Today every inch of that sand is built on.
Time after time my eyes go down to the photo then back to the view from the window. In 1979 I was just leaving university. While I have wandered my way through adulthood, working too much, not laughing enough, watching a few puppies grow into dogs, this city, this latter-day Babylon, has come into being in the desert, has been built from nothing. In those thirty years I’ve built one single-storey, though pleasingly sturdy, goat shed.
The boss who owns the big empty desk and the photograph I am marvelling at and the office in which I am standing and the gold-rimmed coffee cup from which I am drinking, does not want to be identified. I got his name from someone I met at a party and rang him cold and he invited me to his office, but when I explain that I make a living by writing he becomes a little nervous. ‘I don’t want publicity and I don’t need it,’ he says.
But most of what he says is uncontentious. It is largely a paean to Sheikh Rashid. ‘Rashid’, says the boss, ‘had vision.’
Rashid, the father of Sheikh Mohammed, succeeded his own father in 1958 and is universally acknowledged as the man who set Dubai on the path to what it’s become. He’s the reason you’ve heard of the place. But he didn’t have it easy to start with. There were rumblings in his sheikhdom. The pearl industry that had been the economic mainstay of Dubai had collapsed; the emirate was pinched with poverty. And in the wake of the Suez crisis, there were moves throughout the Arab world for independence. This made the Al Maktoums vulnerable because, ultimately, they ruled Dubai because they had the backing of British authority.
And the British rec
ognized their vulnerability. When Rashid took power they sent a warship and gave him a five-gun salute whose booming echoes reminded any would-be rebels that the Brits were in behind the Al Maktoums, as per trucial agreement. All the same, privately, Whitehall had doubts that Rashid would survive.

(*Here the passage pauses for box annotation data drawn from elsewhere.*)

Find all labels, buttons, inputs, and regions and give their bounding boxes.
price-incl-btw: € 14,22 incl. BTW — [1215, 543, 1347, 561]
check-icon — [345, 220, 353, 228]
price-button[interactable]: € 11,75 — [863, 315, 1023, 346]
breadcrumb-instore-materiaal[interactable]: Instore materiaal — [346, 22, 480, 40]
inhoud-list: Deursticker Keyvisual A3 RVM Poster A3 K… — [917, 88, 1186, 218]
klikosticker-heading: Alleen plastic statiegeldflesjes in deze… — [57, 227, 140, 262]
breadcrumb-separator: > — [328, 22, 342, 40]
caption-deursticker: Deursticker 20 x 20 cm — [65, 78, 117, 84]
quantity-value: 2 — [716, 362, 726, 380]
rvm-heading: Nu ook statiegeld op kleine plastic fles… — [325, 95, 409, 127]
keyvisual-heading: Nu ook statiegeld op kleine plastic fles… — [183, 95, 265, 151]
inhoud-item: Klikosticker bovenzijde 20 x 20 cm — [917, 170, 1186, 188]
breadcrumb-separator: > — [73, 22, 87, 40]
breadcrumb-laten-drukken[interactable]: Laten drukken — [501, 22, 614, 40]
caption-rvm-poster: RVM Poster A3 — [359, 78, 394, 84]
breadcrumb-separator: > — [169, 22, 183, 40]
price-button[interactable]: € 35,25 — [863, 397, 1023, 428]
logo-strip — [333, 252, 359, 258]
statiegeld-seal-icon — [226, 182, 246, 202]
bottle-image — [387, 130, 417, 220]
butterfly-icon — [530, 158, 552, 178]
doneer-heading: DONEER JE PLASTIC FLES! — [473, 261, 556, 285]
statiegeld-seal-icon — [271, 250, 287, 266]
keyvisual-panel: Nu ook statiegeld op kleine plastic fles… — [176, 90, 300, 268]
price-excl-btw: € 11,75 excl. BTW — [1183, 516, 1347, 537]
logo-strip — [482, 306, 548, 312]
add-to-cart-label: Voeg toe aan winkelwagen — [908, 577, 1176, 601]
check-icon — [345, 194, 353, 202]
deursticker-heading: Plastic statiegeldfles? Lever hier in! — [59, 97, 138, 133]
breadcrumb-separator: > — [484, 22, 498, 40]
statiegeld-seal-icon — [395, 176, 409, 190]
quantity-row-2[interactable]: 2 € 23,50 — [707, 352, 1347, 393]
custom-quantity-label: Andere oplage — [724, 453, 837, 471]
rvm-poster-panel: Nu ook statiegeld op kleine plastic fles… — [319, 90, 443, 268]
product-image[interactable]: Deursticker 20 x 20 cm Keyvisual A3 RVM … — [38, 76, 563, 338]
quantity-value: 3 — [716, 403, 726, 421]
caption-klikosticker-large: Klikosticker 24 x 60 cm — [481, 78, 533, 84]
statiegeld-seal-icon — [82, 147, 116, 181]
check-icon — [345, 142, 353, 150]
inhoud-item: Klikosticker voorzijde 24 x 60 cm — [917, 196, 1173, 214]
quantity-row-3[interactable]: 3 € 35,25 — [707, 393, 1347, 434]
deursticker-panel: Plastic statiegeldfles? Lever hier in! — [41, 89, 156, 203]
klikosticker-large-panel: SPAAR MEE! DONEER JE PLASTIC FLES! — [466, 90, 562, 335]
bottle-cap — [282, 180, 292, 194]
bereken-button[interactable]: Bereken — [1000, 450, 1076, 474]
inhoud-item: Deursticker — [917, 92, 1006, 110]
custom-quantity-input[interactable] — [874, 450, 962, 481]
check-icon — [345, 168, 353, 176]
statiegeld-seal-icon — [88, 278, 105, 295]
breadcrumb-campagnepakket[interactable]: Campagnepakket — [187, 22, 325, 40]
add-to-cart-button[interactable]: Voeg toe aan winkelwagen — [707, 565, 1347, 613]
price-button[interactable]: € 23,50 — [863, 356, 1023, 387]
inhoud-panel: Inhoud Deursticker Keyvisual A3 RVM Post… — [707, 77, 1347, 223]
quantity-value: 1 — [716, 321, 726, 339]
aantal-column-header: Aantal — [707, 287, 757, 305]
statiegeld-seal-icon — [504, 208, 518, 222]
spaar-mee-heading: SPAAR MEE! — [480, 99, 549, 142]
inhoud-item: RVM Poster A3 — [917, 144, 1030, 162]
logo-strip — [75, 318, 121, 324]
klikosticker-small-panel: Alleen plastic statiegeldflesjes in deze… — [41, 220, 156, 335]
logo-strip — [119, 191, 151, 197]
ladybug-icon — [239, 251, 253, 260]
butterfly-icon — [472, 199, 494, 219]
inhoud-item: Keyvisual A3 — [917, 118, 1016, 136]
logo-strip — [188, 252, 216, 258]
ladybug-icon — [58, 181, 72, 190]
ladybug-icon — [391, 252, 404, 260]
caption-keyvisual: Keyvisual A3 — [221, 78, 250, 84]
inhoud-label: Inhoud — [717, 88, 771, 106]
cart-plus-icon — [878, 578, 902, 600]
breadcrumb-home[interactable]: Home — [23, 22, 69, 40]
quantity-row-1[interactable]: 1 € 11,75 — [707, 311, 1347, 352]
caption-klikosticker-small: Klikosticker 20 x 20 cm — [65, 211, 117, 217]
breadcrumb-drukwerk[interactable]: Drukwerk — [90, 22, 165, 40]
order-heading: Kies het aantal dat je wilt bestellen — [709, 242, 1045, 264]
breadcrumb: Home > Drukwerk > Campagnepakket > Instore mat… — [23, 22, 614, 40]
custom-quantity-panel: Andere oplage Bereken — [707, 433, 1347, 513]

But Rashid had fended off the threat of insurrection before. In doing so he’d proved himself both clever and ruthless. In 1939, when he was only a young man, a rebel group of Emiratis had sought to rein in the power of the Al Maktoums. They resented the way the ruling family was enriching itself from monopoly concessions granted by the Brits. They wanted to establish a majlis, or consultative council, which was how tribal affairs had traditionally been run, with the ruler having to consult with his elders. They wanted the new majlis to take control of the money that was presently going straight into the sheikhly pockets. They wanted to distribute it more evenly. It sounded dangerously like democracy.
At the time Rashid was about to marry a daughter of Abu Dhabi’s ruling family, a union founded purely on love. As a gesture to the rebels he offered to hold the marriage ceremony near the rebels’ stronghold in Deira. They could all come to the beano, he said. It was a popular move, because everyone loves a beano. It also seemed a conciliatory move, perhaps paving the way to some financial concessions.
On the day of the wedding everyone piled into Deira, including a lot of Bedouin supporters of Rashid. But instead of heading straight for the beano and hoeing into the date juice, these men snuck onto rooftops with sandbags and rifles. At a prearranged time they opened fire on the rebels and killed a fair swag of them. A couple of hours later Rashid turned up smiling, announced that Dubai was united once more and got married.